As we are in the midst of all of this transition and change, uncovering joy is truly priceless for us all. Finding ways to connect and share with each other, celebrate kindness and be together as a community are all things that will sustain us. It has been noticeable throughout this period how nature is being appreciated more than ever and that much more noticing is happening around us, more time to think and more time to appreciate. Perhaps, it will also prompt us to think, that those small moments are really not so small after all. They are what matters most.


“….Find out where joy resides, and give it a voice far beyond singing. For to miss the joy is to miss all.”


Robert Louis Stevenson

‘Small Moments’

As we approach the beginning of the new school year it got me thinking about ‘small moments’. Our Writer’s Workshop training has focused us all at BMS on how a story can be created from just a simple ‘small moment’. So much of preparing for the welcoming back to school of our students, teachers and parent community is about communicating ‘the big picture’ and ‘big events’, making a good impression and getting everything ‘right’ (whatever that is!) but it is all the ‘small moments’ which truly matter.

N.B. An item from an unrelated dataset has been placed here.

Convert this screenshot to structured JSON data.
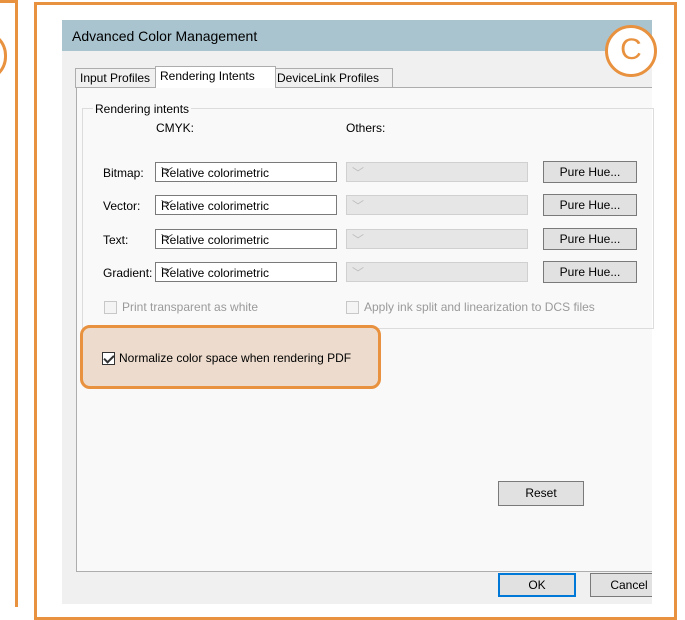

The ‘small moment’ taken to have time for a colleague to chat about organising their new classroom or offering to take a new member of the team for coffee. The ‘small moment’ to listen to a new student and hear their story, to show them their way around the school. The ‘small moment’ of sitting down to lunch together with a colleague we don’t yet know. These are the moments that matter when we are all settling in and finding our way. These are the ‘small moments’ taken to learn about each other which woven together begin to tell the story of a community. This is what creates a climate for exponential learning. These are the small moments that I want to participate in as we start our school year, and I trust that our students, teachers and parent community will write many ‘small moment’ stories together.